170ᵉ jour à Ormuz : la réalité des pétroliers sortis de nuit, révèlation de l’ampleur du mensonge médiatique
Publié le 23.8.2026 à 10h42 – Par Sophie Martin – Temps de lecture 5mn
Le 170ᵉ jour, environ quarante-cargos de pétrole ont traversé le détroit d’Ormuz, dans les deux directions, au cours de la nuit précédente, en empruntant le canal maritime profond du sud, d’après les informations d’Axios qui s’appuient sur trois responsables américains. Le volume concerné représente environ seize millions de barils qui ont été expédiés hors du détroit via cette voie maritime nocturne.
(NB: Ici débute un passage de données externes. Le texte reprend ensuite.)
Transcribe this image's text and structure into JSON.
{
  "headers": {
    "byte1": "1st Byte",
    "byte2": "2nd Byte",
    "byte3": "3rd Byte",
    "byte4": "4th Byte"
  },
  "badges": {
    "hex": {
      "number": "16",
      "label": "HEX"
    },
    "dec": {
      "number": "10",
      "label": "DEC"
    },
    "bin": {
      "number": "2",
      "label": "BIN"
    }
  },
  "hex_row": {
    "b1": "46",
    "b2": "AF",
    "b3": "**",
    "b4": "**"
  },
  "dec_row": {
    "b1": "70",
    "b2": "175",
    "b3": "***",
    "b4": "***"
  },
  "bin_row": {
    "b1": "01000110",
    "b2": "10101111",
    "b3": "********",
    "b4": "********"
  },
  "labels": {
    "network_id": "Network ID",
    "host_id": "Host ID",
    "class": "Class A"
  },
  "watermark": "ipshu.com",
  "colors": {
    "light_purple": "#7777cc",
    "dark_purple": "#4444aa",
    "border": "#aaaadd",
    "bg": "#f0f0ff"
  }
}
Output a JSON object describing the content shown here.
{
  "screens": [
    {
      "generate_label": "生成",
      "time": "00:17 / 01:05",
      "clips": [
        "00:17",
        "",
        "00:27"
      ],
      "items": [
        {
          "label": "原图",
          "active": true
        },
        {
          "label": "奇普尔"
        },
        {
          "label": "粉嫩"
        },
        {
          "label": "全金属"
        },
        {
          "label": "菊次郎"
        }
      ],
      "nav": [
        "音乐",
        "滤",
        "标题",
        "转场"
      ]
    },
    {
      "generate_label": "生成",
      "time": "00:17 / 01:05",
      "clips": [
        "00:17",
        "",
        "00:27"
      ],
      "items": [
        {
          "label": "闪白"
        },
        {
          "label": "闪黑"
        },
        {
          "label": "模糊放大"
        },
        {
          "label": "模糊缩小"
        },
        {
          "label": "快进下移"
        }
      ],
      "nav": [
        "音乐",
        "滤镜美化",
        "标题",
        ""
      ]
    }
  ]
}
Ce compte‑rendu, rédigé par Barak Ravid pour le média Axios, qui a déjà été à l’origine de plusieurs allégations non vérifiées concernant des accords de paix avec l’Iran, s’avère être inexact. Des images satellites prises au cours de la nuit précédente révèlent en réalité seulement quatre pétroliers en cours de sortie du détroit, alors que des analyses antérieures, basées sur des données satellitaires, mentionnaient la présence de cinq navires alignés, et non quarante.
Barak Ravid entretient des liens étroits avec l’administration Trump et a, à maintes reprises, publié des informations destinées à servir les intérêts de cette administration, qu’elles soient exactes ou non. Dans le cas présent, il semble probable qu’il ait cherché à influencer les cours du pétrole en diffusant des données susceptibles de moduler les perceptions du marché.

Aujourd’hui, le site web Axios a affirmé que 40 pétroliers ont traversé le détroit d’Ormuz via la route sud omanite la nuit de vendredi dernier, transportant environ 16 millions de barils de pétrole.
➡️ Cependant, les données de suivi des navires de Kepler, qui utilisent des images satellites au lieu de se fier uniquement au système d’identification automatique (AIS), montrent qu’aucun pétrolier n’a navigué de l’ouest vers l’est vendredi, et qu’aucun baril de pétrole n’a traversé le détroit.

Axios exagère une fois de plus pour manipuler le marché, affirmant que 15 à 20 pétroliers entrent et sortent du détroit d’Ormuz, via le corridor omanien méridional soutenu par les États-Unis, chaque nuit.
Cependant, seulement 5 navires sont alignés pour traverser le corridor omanien méridional, avec leur système d’identification automatique (AIS) désactivé, selon les images satellites de Sentinel-1.

Barak Ravid, de Axios, affirme également que cette « opération secrète » a permis l’exportation de 15 à 20 millions de barils de pétrole brut chaque nuit. Le débit actuel, tant sur la voie nord iranienne que sur la voie sud omanienne, est d’environ 5 millions de barils par jour.
L’administration Trump utilise les articles d’Axios et de Barak Ravid pour manipuler les algorithmes d’intelligence artificielle utilisés dans le commerce du pétrole brut, afin de maintenir artificiellement le prix bas. Bien sûr, cela n’a aucun effet sur le marché réel du pétrole, où les barils de diesel se négocient à plus de 185 dollars l’unité.
Le pétrole brut Brent a terminé la semaine à 94 dollars le baril, tandis que le pétrole brut émirati Murban a dépassé la barre des 100 dollars, mais s’est arrêté à 103 dollars.

Le pétrole brut WTI a augmenté au cours de la semaine dernière, mais à un rythme plus lent que celui du Brent et du Murban.

Comme d’habitude, selon Barak Ravid d’Axios, l’administration Trump a sorti une nouvelle « histoire » pour manipuler les algorithmes d’intelligence artificielle qui tradent le pétrole et faire baisser le prix lundi en affirmant que jusqu’à 16 millions de barils de pétrole « transitent » par le détroit d’Ormuz chaque nuit, alors que les images satellite montrent en moyenne 5 à 7 navires qui traversent, et que la moitié d’entre eux se dirigent vers des installations pour y charger des marchandises.

La réalité est que très peu de navires quittent le golfe persique sans être interceptés par la marine de l’IRGC, et encore moins de ces navires sont des pétroliers VLCC capables de transporter des quantités importantes de pétrole.

Parallèlement, sur le marché réel, 100 tonnes de diesel/gazole ont coûté 1,309 dollar sur la bourse Intercontinental Exchange (ICE) Futures Europe, basée à Londres.
Aux États-Unis, les prix du diesel sont sur le point de battre le record établi en 2022.